If an author creates something that falls under the types of creative expression protected by copyright, that author will retain certain rights over the work. This includes controlling reproduction and distribution of the work but also includes derivative works, which are creative expressions based on the original work. When you look at trying to copyright a tabletop game, the important question is whether or not a game (be it board game, role-playing game, etc.) falls under the protections of copyright.

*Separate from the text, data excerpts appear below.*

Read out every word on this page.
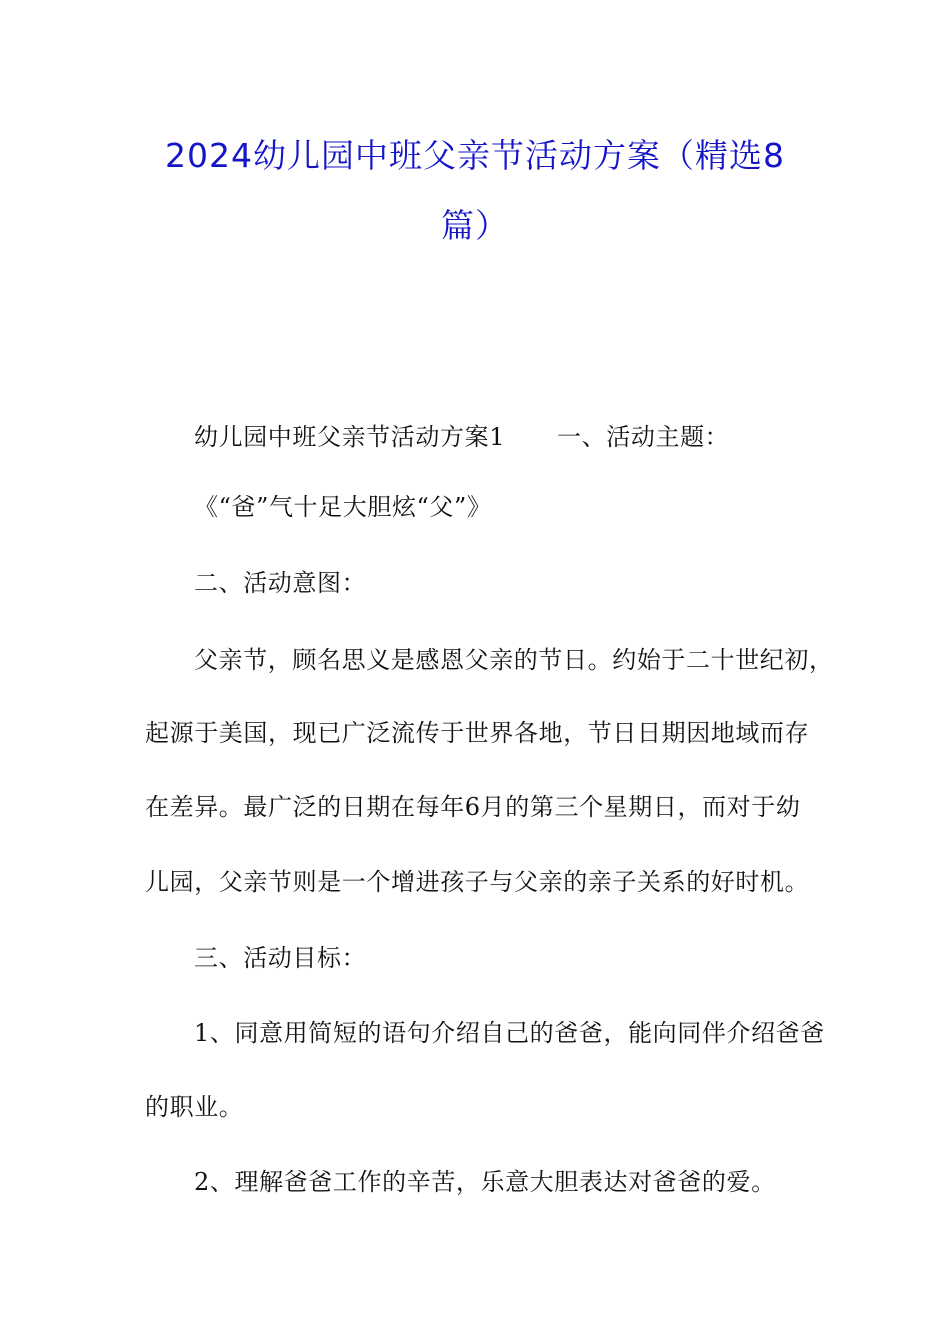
2024幼儿园中班父亲节活动方案（精选8
篇）
幼儿园中班父亲节活动方案1 一、活动主题：
《“爸”气十足大胆炫“父”》
二、活动意图：
父亲节，顾名思义是感恩父亲的节日。约始于二十世纪初，
起源于美国，现已广泛流传于世界各地，节日日期因地域而存
在差异。最广泛的日期在每年6月的第三个星期日，而对于幼
儿园，父亲节则是一个增进孩子与父亲的亲子关系的好时机。
三、活动目标：
1、同意用简短的语句介绍自己的爸爸，能向同伴介绍爸爸
的职业。
2、理解爸爸工作的辛苦，乐意大胆表达对爸爸的爱。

Monopoly: Helping to “clarify” gaming law for almost 80 years
As an iconic example to consider, I thought I would look at the classic Parker Brothers Hasbro board game Monopoly. [Note: The story of Monopoly is extremely long and involves many peculiar legal twists and turns. I am using it as an example because it is something that a majority of people are familiar with. Interested parties should look up the peculiar details of Monopoly’s history for the full story.] With Monopoly, the “pictorial, graphic, and sculptural” components of the game would be subject to copyright. This would include the artistic representation of the game board, the sculpted playing pieces, the art on the box, and similar creative components. Even the appearance of the money used in the game would be a protected creative expression.
Diligent readers may observe that I avoided addressing the rules of the game. Would the rules fall under copyright? If rules did fall under copyright protection, a game designer would have a great deal of influence in preventing others from releasing similar games. As it ends up, the specific expression of the rules is protected by copyright (essentially, as a literary work). What this means is that the rulebook as written is a protected creative expression. For example, if I tried to publish a game that included a word-for-word reproduction of the rules of Monopoly without permission, the owner (in this case, Hasbro, Inc.), would be able to take legal action against me for that violation.
But Copyright Can’t Cover Everything, Can It?
It may sound like Monopoly is locked up tight under copyright law. However, there is more to the copyright statute that deserves a look: “In no case does copyright protection for an original work of authorship extend to any idea, procedure, process, system, method of operation, concept, principle, or discovery, regardless of the form in which it is described, explained, illustrated, or embodied in such work.” 17 USC §102(b) Courts seem to debate how to define these exceptions, but it is clear that there are things that do not fall under copyright protection in the United States. The important exceptions to think about here are ideas, procedures, processes, systems, and methods of operation. Courts sometimes argue as to which exemption would apply, but the consensus is that the system of rules for a game like Monopoly are exempt from copyright protection.
So what does this mean? If a person made a board game that had identical rules to Monopoly but changed the artistic expressions (i.e. new art, images, names, tokens, and rulebook), would the copyright owner of Monopoly have any legal action under copyright law? Assuming that all of the copyrighted expressions (art, tokens, rulebook, etc) were distinct and different, the original copyright holder would have no action available under copyright law. Sorry, Hasbro!
But what, if not Copyright?
All this being said, this does not mean that no legal protections exists for the rules of a game like Monopoly. There are other areas within intellectual property law, such as patents or trademark, that may apply. The important thing to take away here is that although copyright may protect artistic aspects of a game, they do not provide legal protection for rules and system associated with a game.
The statements made in this article are the opinions of the author (and the author alone) and do not constitute legal advice. Comments posted on this article do not create an attorney-client relationship. For further reading, the author recommends Bruce E. Boyden’s “Games and Other Uncopyrightable Systems.” 18 Geo. Mason L. Rev. 439 (2011).